27 January 2006  |  1744 views  |  0 Source: Kamakura

Kamakura Corporation today announced a dramatic expansion of its Kamakura Risk Information Service default probability and correlation service.

The KRIS service now includes implied credit default swap quotations for 16,000 corporations in 25 countries covered by the KRIS service. At the same time, Kamakura announced that it has more than doubled the number of company-by-company default correlations to more than 2.8 billion pairs of companies. This allows users to avoid the common but dramatically incorrect assumption that all pairs of companies in a portfolio or collateralized debt obligation tranche have the same default correlation.

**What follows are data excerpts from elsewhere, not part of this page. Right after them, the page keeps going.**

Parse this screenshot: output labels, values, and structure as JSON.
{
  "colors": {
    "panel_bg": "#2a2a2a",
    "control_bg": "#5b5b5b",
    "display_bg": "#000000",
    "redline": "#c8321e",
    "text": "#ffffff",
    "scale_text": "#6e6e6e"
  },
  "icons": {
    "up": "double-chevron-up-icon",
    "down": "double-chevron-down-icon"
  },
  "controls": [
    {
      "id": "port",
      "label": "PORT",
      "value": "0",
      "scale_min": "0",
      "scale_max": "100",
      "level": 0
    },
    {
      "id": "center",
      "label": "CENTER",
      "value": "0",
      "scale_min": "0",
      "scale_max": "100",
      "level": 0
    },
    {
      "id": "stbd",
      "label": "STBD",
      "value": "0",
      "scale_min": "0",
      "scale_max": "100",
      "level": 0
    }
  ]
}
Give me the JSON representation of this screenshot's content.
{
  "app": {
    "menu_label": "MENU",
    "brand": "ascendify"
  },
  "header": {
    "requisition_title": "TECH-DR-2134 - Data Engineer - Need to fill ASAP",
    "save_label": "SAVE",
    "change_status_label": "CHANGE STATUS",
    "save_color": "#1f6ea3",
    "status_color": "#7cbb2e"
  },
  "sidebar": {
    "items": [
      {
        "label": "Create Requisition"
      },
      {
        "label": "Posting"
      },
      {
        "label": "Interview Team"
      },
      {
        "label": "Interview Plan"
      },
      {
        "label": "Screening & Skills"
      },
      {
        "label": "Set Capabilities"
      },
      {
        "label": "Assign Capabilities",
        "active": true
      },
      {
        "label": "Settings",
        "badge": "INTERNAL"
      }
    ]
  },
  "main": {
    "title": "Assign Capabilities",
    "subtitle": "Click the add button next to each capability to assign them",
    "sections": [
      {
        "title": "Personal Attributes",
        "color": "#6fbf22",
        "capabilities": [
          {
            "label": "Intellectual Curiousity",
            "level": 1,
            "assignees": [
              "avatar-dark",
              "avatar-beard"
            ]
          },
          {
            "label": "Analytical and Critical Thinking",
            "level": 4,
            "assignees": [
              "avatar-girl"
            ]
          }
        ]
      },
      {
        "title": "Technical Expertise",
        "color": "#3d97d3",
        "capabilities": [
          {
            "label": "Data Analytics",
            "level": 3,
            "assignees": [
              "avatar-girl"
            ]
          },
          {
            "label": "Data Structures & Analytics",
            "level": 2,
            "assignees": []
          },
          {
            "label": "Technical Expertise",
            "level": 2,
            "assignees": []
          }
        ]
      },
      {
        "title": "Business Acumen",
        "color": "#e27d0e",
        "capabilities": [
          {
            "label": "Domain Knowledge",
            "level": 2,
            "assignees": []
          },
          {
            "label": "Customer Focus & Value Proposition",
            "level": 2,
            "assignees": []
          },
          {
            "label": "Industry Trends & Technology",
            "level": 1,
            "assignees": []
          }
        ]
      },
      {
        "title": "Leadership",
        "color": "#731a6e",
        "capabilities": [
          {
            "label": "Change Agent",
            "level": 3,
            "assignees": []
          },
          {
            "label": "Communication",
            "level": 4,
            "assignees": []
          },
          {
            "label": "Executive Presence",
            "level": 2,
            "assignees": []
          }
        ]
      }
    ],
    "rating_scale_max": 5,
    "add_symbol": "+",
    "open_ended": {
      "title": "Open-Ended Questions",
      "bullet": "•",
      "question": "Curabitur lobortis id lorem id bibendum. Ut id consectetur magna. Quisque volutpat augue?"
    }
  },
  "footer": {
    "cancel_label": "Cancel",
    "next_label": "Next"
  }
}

CDO analysts have been forced to make simple assumptions about default correlations and credit spreads because of a lack of data. Research by Kamakura and many others shows that credit spreads are not determined by default probabilities and recovery rates alone," commented Warren Sherman, Kamakura President and Chief Operating Officer. "The premium in credit spreads above and beyond the loss component is a function of market conditions, macro-economic factors and other company-specific information. Kamakura's implied credit default swap quotations reflect this reality as observed in a data base of more than 500,000 credit default swap bids, offereds and traded prices. This credit spread information, combined with our dramatically expanded default correlation capability, gives KRIS users and users of the Kamakura Risk Manager enterprise wide software package unparalleled accuracy in modeling total risk and correlated default in the manner recommended recently by Dr. John Frye of the Federal Reserve Bank of Chicago. The simple copula approach and the related assumption that all pairs of companies have the same default correlation lead to the kind of losses outlined in the Wall Street Journal on August 12, 2005. KRIS offers clients a much more accurate spread and correlation technology."

The implied credit default swap quotes are an add-on to the basic KRIS default probability and correlation service. Bid, offered and traded CDS prices are calculated using a hybrid model developed by Kamakura. This hybrid model incorporates the KRIS reduced form default term structure and its inputs, a Merton structural model default probability, ratings, and macro-economic factors. CDS quotations are available for 1, 2, 3, 4, 5, 7 and 10 year maturities.

The default correlations are consistent with a recent paper by Kamakura's Professor Robert Jarrow and Dr. Donald R. van Deventer (RISK Magazine, January 2005) and a subsequent article by Dr. John Frye in the July issue of RISK.